Paes de Andrade (CE) MDB 
1989-1991

Durante 1989, assumiu 12 vezes a Presidência da República. Nessas ocasiões, foi alvo de críticas por não seguir determinações de Sarney e quase demitir um ministro interino, Paulo César Ximenes, da Fazenda. Ao voltar para a Câmara, após passagem pelo Executivo, manteve o arquivamento de denúncias contra Sarney apresentadas pela CPI que investigou irregularidades na administração. A decisão havia sido tomada por Inocêncio de Oliveira, seu substituto no comando da Casa.

Ibsen Pinheiro (RS) MDB
1991-1993

Comandou a Casa durante o processo de impeachment de Fernando Collor.

Inocêncio de Oliveira (PE) PFL (atual DEM) 
1993-1995

Votou a favor da abertura do processo de impeachment contra Collor. Já com Itamar Franco no Executivo, foi defensor do Plano Real, principal medida do presidente.

Luís Eduardo Magalhães (BA) PFL (atual DEM)
1995-1997

Próximo de Fernando Henrique Cardoso, atuou para que o PFL apoiasse a candidatura do tucano à Presidência. O partido acabou assumindo a vice, com Marco Maciel. Teve o apoio de FHC na campanha para o comando à Câmara. Morreu em 1998, quando era líder do governo na Casa.

Michel Temer (SP) MDB 
1997-1999/1999-2001

Sua candidatura ao comando da Casa teve apoio do Planalto, que contava com o MDB para a aprovação da emenda da reeleição —a medida acabou passando. Em 1999, foi reeleito para o posto, sendo o único candidato na corrida. Barrou iniciativa da oposição que pedia abertura de processo de impeachment contra FHC.

Aécio Neves (MG) PSDB 
2001-2002

Eleito em primeiro turno, derrotou o candidato do PFL, Inocêncio de Oliveira. Ao assumir o posto, disse que a relação com o Planalto seria “serena e sóbria, mas altiva”. “É possível ser presidente da Câmara, filiado ao partido do presidente e dar dignidade a esta Casa”.

Efraim de A. Morais (PB) PFL (atual DEM) 
2002-2003

Assumiu o posto após Aécio Neves, eleito governador de Minas Gerais, renunciar.

João Paulo Cunha (SP) PT 
2003-2005

Candidato único, foi eleito com 434 votos. Liderou propostas de reforma lançadas por Lula.
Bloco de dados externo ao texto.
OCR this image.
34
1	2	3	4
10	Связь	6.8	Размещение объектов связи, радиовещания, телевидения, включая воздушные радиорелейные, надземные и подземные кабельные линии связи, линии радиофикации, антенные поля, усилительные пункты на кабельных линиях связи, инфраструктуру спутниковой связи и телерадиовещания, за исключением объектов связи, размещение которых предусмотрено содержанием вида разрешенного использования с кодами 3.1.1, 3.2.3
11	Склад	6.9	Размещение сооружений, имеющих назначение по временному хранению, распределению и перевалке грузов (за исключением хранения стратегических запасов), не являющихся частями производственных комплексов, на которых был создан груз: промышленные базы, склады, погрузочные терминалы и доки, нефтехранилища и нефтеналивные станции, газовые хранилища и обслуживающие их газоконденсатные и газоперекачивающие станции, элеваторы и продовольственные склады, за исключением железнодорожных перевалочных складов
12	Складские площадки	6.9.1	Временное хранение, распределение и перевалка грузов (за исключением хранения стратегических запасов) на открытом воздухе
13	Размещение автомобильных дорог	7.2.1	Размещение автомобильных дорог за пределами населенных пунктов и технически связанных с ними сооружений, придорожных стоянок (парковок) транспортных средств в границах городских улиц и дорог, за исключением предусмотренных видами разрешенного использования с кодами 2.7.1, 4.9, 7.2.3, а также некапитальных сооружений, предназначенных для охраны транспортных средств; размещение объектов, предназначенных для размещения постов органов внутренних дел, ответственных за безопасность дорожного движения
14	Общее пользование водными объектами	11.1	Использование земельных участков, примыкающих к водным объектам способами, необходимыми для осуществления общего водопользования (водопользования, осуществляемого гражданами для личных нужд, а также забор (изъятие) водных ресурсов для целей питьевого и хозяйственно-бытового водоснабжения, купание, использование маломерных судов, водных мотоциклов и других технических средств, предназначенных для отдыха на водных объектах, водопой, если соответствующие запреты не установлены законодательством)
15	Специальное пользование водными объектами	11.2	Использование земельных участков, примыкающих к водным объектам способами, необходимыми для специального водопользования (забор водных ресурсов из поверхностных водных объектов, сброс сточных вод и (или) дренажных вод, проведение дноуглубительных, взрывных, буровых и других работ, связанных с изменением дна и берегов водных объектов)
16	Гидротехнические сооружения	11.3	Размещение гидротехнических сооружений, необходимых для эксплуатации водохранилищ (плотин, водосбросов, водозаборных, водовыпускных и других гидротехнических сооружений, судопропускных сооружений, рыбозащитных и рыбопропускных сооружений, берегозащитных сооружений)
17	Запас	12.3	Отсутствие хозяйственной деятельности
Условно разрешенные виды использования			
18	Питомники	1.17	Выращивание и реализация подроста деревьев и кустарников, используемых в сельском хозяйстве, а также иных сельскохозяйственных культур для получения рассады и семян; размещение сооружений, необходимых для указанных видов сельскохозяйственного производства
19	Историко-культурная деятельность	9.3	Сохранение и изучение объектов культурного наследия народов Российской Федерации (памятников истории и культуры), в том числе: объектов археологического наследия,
João Severino Cavalcanti (PE) PPB (atual PP) 
2005

O “rei do baixo clero”, como ficou conhecido em 2005, aproveitou-se de um racha na base do PT e venceu a disputa contra o candidato oficial do governo Lula, Luiz Eduardo Greenhalgh. Passou apenas sete meses no cargo. Nesse período, barrou pedidos de abertura de impeachment contra Lula.

Aldo Rebelo (SP) PC do B
2005-2007

Antes de ser eleito, foi ministro de Lula. Identificado com os petistas, teve apoio do Planalto na corrida para o cargo

Arlindo Chinaglia (SP) PT 
2007-2009

A eleição, vencida no segundo turno contra Rebelo, gerou um racha na base aliada do governo Lula. O bloco de apoio de Chinaglia, que contava com partido como MDB e PP, foi alvo de críticas por aliados do presidente.

Michel Temer (SP) MDB 
2009-2010

A terceira passagem de Temer pela presidência da Câmara gerou preocupação do Planalto logo na eleição. O emedebista venceu Rebelo e Ciro Nogueira (PP-PI), de partidos aliados do governo. Na época, José Múcio Monteiro, ministro de Relações Institucionais, admitiu que a disputa deixaria sequelas na base governista.

Marco Maia (RS) PT
2010-2012

O petista foi eleito com 375 votos, contra 106 de Sandro Mabel (PR-GO, hoje PL), 16 de Chico Alencar (PSOL-RJ) e apenas 9 do então deputado Jair Bolsonaro (PP-RJ). A eleição fez parte de um acordo costurado com o MDB. Maia foi escolhido o candidato oficial do Planalto, e sua vitória significou, portanto, uma vitória do governo.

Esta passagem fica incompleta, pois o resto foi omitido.